Ava's room was a mess. That was nothing new - Ava seemed to have completely avoided the neat gene that both of her parents had passed down, and she had a storage system all her own; a non-existent one. Emily wasn't as strict as Aaron, when it came to keeping things in order, but she liked things neat. Ava had no such issues. Her bedspread was awry, her teddy bears scattered around the room, along with all of her toys. There were clothes everywhere .

"Remind me never to let you pack your own bag again," Emily smiled, walking into the room and scooping the dark-haired little girl up into her arms, "At least, not until you know how to fold." She tugged a scrunched up dress out of the backpack Ava had filled. Filled was a loose term. The butterfly adorned bag was overflowing with frills and bows. Ava certianly hadn't inherited the girly gene from her mother; Emily had always insisted that it was Auntie Penelope rubbing off on her. Aaron was inclined to agree.
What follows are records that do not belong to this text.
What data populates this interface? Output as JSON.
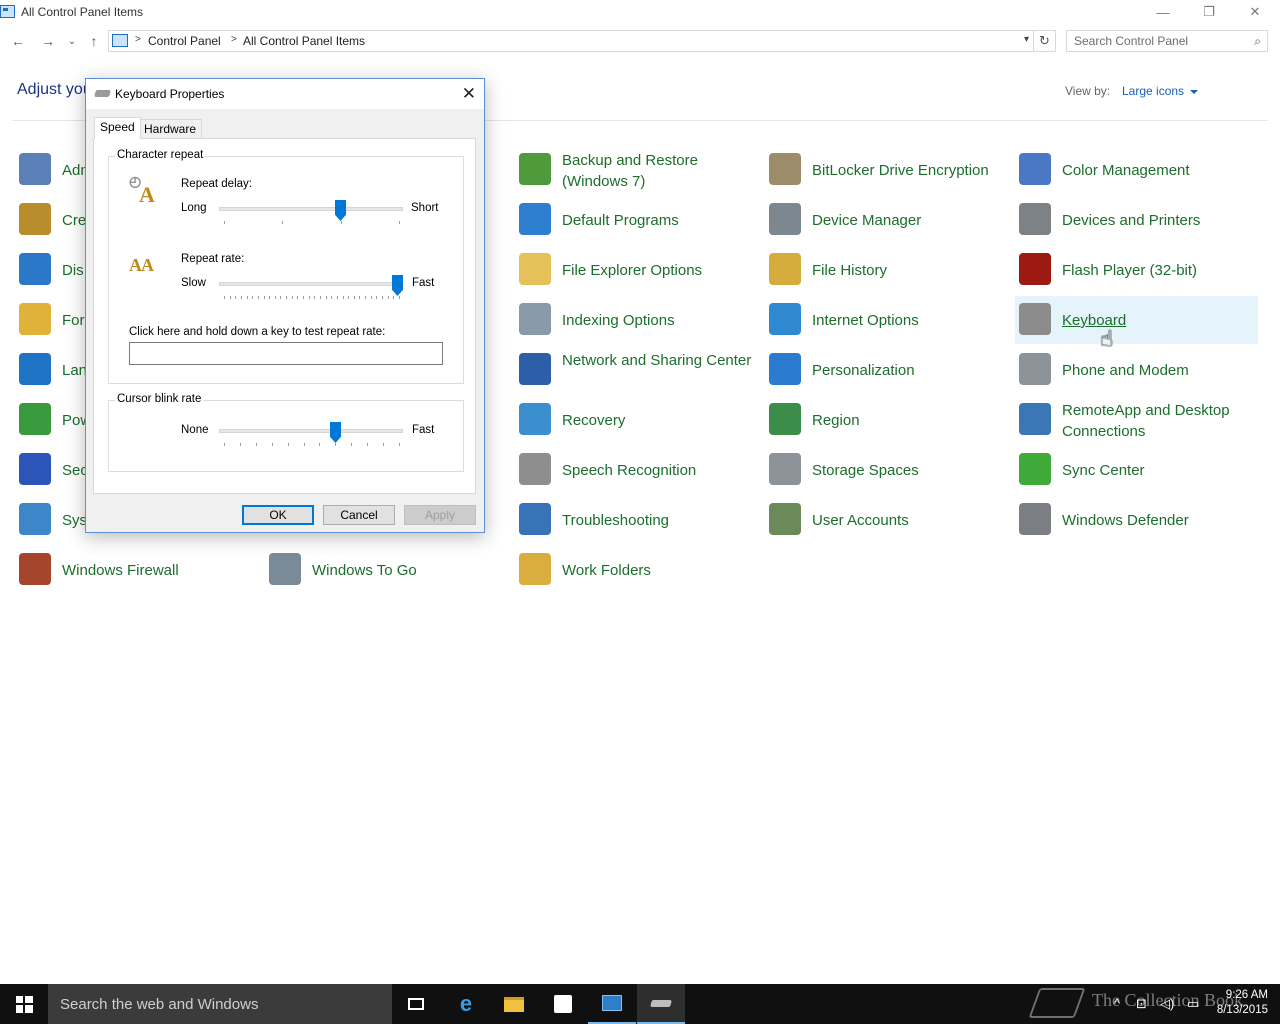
{
  "window": {
    "title": "All Control Panel Items",
    "minimize_glyph": "—",
    "restore_glyph": "❐",
    "close_glyph": "✕"
  },
  "nav": {
    "back_glyph": "←",
    "forward_glyph": "→",
    "recent_glyph": "⌄",
    "up_glyph": "↑",
    "breadcrumb": [
      "Control Panel",
      "All Control Panel Items"
    ],
    "crumb_sep": ">",
    "refresh_glyph": "↻",
    "search_placeholder": "Search Control Panel"
  },
  "header": {
    "title_visible": "Adjust you",
    "view_by_label": "View by:",
    "view_by_value": "Large icons"
  },
  "items": [
    {
      "label": "Adm",
      "icon": "admin-tools-icon",
      "color": "#5b7fb7"
    },
    {
      "label": "Cre",
      "icon": "credential-manager-icon",
      "color": "#b98c2c"
    },
    {
      "label": "Dis",
      "icon": "display-icon",
      "color": "#2b78c8"
    },
    {
      "label": "For",
      "icon": "fonts-icon",
      "color": "#e1b23a"
    },
    {
      "label": "Lan",
      "icon": "language-icon",
      "color": "#1f73c4"
    },
    {
      "label": "Pow",
      "icon": "power-options-icon",
      "color": "#3a9b3e"
    },
    {
      "label": "Sec",
      "icon": "security-flag-icon",
      "color": "#2b55b8"
    },
    {
      "label": "Sys",
      "icon": "system-icon",
      "color": "#3d86c8"
    },
    {
      "label": "Windows Firewall",
      "icon": "firewall-icon",
      "color": "#a5462c"
    },
    {
      "label": "Windows To Go",
      "icon": "windows-to-go-icon",
      "color": "#7b8a99"
    },
    {
      "label": "Backup and Restore (Windows 7)",
      "icon": "backup-restore-icon",
      "color": "#4f9a3a"
    },
    {
      "label": "Default Programs",
      "icon": "default-programs-icon",
      "color": "#2e7fcf"
    },
    {
      "label": "File Explorer Options",
      "icon": "folder-options-icon",
      "color": "#e5c15a"
    },
    {
      "label": "Indexing Options",
      "icon": "indexing-icon",
      "color": "#8a9aa9"
    },
    {
      "label": "Network and Sharing Center",
      "icon": "network-icon",
      "color": "#2d5fa8"
    },
    {
      "label": "Recovery",
      "icon": "recovery-icon",
      "color": "#3a8fcc"
    },
    {
      "label": "Speech Recognition",
      "icon": "microphone-icon",
      "color": "#8e8e8e"
    },
    {
      "label": "Troubleshooting",
      "icon": "troubleshooting-icon",
      "color": "#3873b8"
    },
    {
      "label": "Work Folders",
      "icon": "work-folders-icon",
      "color": "#d9ad3e"
    },
    {
      "label": "BitLocker Drive Encryption",
      "icon": "bitlocker-icon",
      "color": "#9c8c6a"
    },
    {
      "label": "Device Manager",
      "icon": "device-manager-icon",
      "color": "#7d8790"
    },
    {
      "label": "File History",
      "icon": "file-history-icon",
      "color": "#d6ad3c"
    },
    {
      "label": "Internet Options",
      "icon": "internet-options-icon",
      "color": "#2f8ad2"
    },
    {
      "label": "Personalization",
      "icon": "personalization-icon",
      "color": "#2b7bd0"
    },
    {
      "label": "Region",
      "icon": "region-icon",
      "color": "#3c8c4a"
    },
    {
      "label": "Storage Spaces",
      "icon": "storage-spaces-icon",
      "color": "#8d9399"
    },
    {
      "label": "User Accounts",
      "icon": "user-accounts-icon",
      "color": "#6a8a5a"
    },
    {
      "label": "Color Management",
      "icon": "color-management-icon",
      "color": "#4a78c4"
    },
    {
      "label": "Devices and Printers",
      "icon": "printer-icon",
      "color": "#7d8287"
    },
    {
      "label": "Flash Player (32-bit)",
      "icon": "flash-player-icon",
      "color": "#9c1a12"
    },
    {
      "label": "Keyboard",
      "icon": "keyboard-icon",
      "color": "#8c8c8c"
    },
    {
      "label": "Phone and Modem",
      "icon": "phone-modem-icon",
      "color": "#8c949a"
    },
    {
      "label": "RemoteApp and Desktop Connections",
      "icon": "remoteapp-icon",
      "color": "#3b76b6"
    },
    {
      "label": "Sync Center",
      "icon": "sync-center-icon",
      "color": "#3faa3a"
    },
    {
      "label": "Windows Defender",
      "icon": "windows-defender-icon",
      "color": "#7b7f84"
    }
  ],
  "dialog": {
    "title": "Keyboard Properties",
    "close_glyph": "✕",
    "tabs": [
      "Speed",
      "Hardware"
    ],
    "character_repeat": {
      "group_label": "Character repeat",
      "repeat_delay_label": "Repeat delay:",
      "repeat_delay_min": "Long",
      "repeat_delay_max": "Short",
      "repeat_delay_value": 0.67,
      "repeat_rate_label": "Repeat rate:",
      "repeat_rate_min": "Slow",
      "repeat_rate_max": "Fast",
      "repeat_rate_value": 1.0,
      "test_label": "Click here and hold down a key to test repeat rate:"
    },
    "cursor_blink": {
      "group_label": "Cursor blink rate",
      "min": "None",
      "max": "Fast",
      "value": 0.64
    },
    "buttons": {
      "ok": "OK",
      "cancel": "Cancel",
      "apply": "Apply"
    }
  },
  "taskbar": {
    "search_text": "Search the web and Windows",
    "time": "9:26 AM",
    "date": "8/13/2015",
    "watermark": "The Collection Book"
  }
}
"I want to take toys to leave in daddy's." Ava told her mother, matter-of-factly, as Emily sat down on the bed, settling her daughter on her lap. She dug through the bag and found, buried underneith what turned out to be very few items of clothing, an array of toys. Barbies, a baby doll and bottle, stuffed animals and a few of pieces of her play make-up; a present from Auntie Pen, of course. The sight of her daughters little treasures all packed into a bag made Emily's stomach turn. They were some of her favourite toys, and she was going to take them to Aarons. Best not to look too much into that.

Emily nodded and gave the bag to Ava. "Put some more toys in there, sweetheart, I'll get you another bag."

She left Ava's room and headed to the closet at the end of the hallway, next to their stairs, in which she kept towels, suitcases, backpacks. Anything that didn't really fit in a bedroom or living room, she shoved in there. She opened the door and stopped. It was like looking into a mirror of the past, as she stared at her wedding photo. She had hidden it away in here when Aaron had first moved out. It had been too painful, and three weeks later, it still choked her up and would, she imagined, for the forseeable future. She grabbed one of Ava's little suitcases and closed the door. She was going to have to do something about that. But, what? She couldn't throw away ten years of memories simply because they were painful.